Il soutient qu’il remplit l’ensemble des conditions posées pour bénéficier d’une indemnisation au titre de la loi n° 2022-229 du 23 février 2022, dès lors qu’il est le fils de personnes rapatriées d’Algérie et est né, le 15 mai 1967 à Châlons-sur-Marne, dans l’une des structures d’accueil énumérées dans la liste figurant dans l’annexe du décret n° 2022-394 du 18 mars 2022, telle que modifiée par le décret n° 2023-890 du 21 septembre 2023.
Par un mémoire en défense, enregistré le 25 février 2026, l’office national des combattants et des victimes de guerre, conclut au rejet de la requête de M. B….
Il soutient que M. B… ne pouvait prétendre à aucune indemnisation, ne démontrant pas remplir la condition de séjour posée par la loi n° 2022-229 du 23 février 2022.
Vu les autres pièces du dossier.
Vu :
- la loi n° 2022-229 du 23 février 2022 ;
- le décret n° 2022-394 du 18 mars 2022 ;
- le décret n° 2023-890 du 21 septembre 2023 ;
- le code de justice administrative.
Les parties ont été régulièrement averties du jour de l’audience.

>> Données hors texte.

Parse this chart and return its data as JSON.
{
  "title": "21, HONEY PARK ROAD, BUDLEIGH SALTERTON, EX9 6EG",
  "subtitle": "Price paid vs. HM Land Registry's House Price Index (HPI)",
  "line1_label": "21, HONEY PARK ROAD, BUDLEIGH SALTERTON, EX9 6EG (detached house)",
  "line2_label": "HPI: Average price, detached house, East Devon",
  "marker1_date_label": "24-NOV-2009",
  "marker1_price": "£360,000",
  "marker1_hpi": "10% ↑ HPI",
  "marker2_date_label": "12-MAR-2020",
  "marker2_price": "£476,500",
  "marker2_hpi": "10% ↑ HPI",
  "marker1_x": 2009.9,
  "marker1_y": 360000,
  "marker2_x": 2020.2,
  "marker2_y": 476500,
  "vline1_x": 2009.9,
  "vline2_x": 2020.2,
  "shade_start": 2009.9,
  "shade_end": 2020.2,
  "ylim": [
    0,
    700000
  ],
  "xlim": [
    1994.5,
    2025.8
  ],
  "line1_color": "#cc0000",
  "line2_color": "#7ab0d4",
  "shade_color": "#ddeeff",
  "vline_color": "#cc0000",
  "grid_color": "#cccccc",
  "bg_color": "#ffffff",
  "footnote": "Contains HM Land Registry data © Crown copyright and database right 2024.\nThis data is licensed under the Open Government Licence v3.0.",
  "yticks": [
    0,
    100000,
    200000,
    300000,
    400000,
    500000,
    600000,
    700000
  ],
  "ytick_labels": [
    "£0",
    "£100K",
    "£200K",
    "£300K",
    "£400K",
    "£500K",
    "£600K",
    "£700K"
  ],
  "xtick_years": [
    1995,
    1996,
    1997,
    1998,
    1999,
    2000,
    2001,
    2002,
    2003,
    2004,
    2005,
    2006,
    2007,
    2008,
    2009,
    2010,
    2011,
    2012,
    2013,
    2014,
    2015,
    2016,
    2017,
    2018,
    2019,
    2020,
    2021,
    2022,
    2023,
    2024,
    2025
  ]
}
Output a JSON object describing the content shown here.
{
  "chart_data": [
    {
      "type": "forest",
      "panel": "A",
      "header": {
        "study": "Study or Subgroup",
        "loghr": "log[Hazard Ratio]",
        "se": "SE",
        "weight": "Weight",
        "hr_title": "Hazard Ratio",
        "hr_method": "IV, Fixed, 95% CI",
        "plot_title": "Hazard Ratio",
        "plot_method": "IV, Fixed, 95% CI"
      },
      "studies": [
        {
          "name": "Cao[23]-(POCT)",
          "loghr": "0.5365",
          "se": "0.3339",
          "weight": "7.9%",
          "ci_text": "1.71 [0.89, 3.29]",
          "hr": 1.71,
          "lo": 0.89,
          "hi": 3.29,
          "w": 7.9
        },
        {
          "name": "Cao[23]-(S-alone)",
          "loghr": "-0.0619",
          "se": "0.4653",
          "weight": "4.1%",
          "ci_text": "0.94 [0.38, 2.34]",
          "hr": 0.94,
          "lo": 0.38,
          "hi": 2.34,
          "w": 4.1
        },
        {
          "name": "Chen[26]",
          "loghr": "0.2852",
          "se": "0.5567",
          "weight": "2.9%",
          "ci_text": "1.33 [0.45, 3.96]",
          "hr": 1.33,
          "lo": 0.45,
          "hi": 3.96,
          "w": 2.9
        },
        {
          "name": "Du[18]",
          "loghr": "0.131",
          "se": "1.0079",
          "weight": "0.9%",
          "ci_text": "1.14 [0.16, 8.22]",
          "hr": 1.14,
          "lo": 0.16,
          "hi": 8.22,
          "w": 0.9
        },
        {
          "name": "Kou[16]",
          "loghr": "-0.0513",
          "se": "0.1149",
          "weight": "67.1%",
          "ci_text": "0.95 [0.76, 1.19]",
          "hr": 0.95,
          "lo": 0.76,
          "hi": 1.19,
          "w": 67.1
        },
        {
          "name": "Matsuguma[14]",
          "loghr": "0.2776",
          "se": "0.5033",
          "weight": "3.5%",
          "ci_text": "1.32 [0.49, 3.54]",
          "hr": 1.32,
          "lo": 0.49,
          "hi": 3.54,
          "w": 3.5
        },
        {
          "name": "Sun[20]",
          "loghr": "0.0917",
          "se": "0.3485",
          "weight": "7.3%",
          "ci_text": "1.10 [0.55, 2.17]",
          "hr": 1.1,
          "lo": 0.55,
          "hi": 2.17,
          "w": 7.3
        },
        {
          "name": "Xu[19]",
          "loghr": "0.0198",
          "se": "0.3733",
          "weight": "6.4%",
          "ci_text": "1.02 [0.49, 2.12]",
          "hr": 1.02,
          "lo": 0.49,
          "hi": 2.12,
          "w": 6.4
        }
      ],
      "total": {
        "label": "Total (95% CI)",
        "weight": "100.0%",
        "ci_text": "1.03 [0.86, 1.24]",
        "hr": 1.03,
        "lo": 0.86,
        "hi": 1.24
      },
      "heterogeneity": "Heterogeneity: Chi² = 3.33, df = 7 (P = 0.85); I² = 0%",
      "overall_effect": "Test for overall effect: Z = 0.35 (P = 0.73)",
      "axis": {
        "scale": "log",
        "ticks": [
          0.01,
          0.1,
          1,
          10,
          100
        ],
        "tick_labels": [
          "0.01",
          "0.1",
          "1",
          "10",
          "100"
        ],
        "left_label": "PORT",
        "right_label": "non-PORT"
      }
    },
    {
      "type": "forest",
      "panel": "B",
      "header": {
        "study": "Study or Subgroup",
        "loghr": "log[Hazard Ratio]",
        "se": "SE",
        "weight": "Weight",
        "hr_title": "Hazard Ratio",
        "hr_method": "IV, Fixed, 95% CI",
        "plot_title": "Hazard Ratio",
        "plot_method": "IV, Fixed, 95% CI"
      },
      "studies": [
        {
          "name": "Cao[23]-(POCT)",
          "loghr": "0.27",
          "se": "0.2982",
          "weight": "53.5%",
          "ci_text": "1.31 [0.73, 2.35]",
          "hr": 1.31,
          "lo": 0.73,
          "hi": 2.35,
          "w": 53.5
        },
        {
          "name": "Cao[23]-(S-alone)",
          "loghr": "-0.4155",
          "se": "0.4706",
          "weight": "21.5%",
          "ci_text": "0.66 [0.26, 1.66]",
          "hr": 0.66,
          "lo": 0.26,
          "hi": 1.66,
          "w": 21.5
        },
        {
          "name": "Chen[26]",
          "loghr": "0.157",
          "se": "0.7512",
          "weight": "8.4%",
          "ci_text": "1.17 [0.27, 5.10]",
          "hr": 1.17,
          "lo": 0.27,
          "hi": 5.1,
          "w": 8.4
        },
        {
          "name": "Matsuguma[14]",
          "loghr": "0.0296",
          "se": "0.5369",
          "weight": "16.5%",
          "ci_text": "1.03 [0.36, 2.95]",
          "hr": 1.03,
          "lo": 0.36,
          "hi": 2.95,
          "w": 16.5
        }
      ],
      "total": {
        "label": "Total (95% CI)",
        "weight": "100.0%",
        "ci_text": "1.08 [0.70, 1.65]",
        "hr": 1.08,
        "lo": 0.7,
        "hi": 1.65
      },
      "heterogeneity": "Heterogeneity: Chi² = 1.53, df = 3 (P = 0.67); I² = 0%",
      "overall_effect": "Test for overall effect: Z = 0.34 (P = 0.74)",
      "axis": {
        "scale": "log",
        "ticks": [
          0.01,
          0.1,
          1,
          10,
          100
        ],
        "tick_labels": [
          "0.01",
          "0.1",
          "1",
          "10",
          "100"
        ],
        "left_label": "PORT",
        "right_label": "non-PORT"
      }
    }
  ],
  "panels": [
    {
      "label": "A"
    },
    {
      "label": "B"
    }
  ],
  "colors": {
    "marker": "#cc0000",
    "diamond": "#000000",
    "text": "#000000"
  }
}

Ont été entendus au cours de l’audience publique :
- le rapport de M. Briquet, président,
- et les conclusions de M. Rifflard, rapporteur public.
Considérant ce qui suit :
1. M. B… a présenté, en sa qualité de fils de personnes rapatriées d’Algérie, une demande d’indemnisation en vue de la réparation des préjudices qu’il estime avoir subis en raison des conditions indignes d’accueil et de vie en France à la suite du rapatriement d’Algérie de sa famille. Par une décision du 17 mai 2024, la Commission nationale indépendante de reconnaissance et de réparation des préjudices subis par les harkis, les autres personnes rapatriées d’Algérie anciennement de statut civil de droit local et les membres de leurs familles, a rejeté sa demande. Elle s’est fondée sur la circonstance que l’intéressé ne remplissait pas la condition de séjour posée par la loi n° 2022-229 du 23 février 2022, n’ayant pas été hébergé, entre le 20 mars 1962 et le 31 décembre 1975, dans l’une des structures d’accueil énumérées dans la liste figurant dans l’annexe du décret n° 2022-394 du 18 mars 2022, telle que modifiée par le décret n° 2023-890 du 21 septembre 2023. M. B… a introduit la présente requête afin de contester cette décision. Il doit être regardé comme demandant au tribunal de condamner l’Office national des combattants et des victimes de guerre à lui verser une indemnité afin de réparer ses préjudices subis en tant que fils de personnes rapatriées d’Algérie.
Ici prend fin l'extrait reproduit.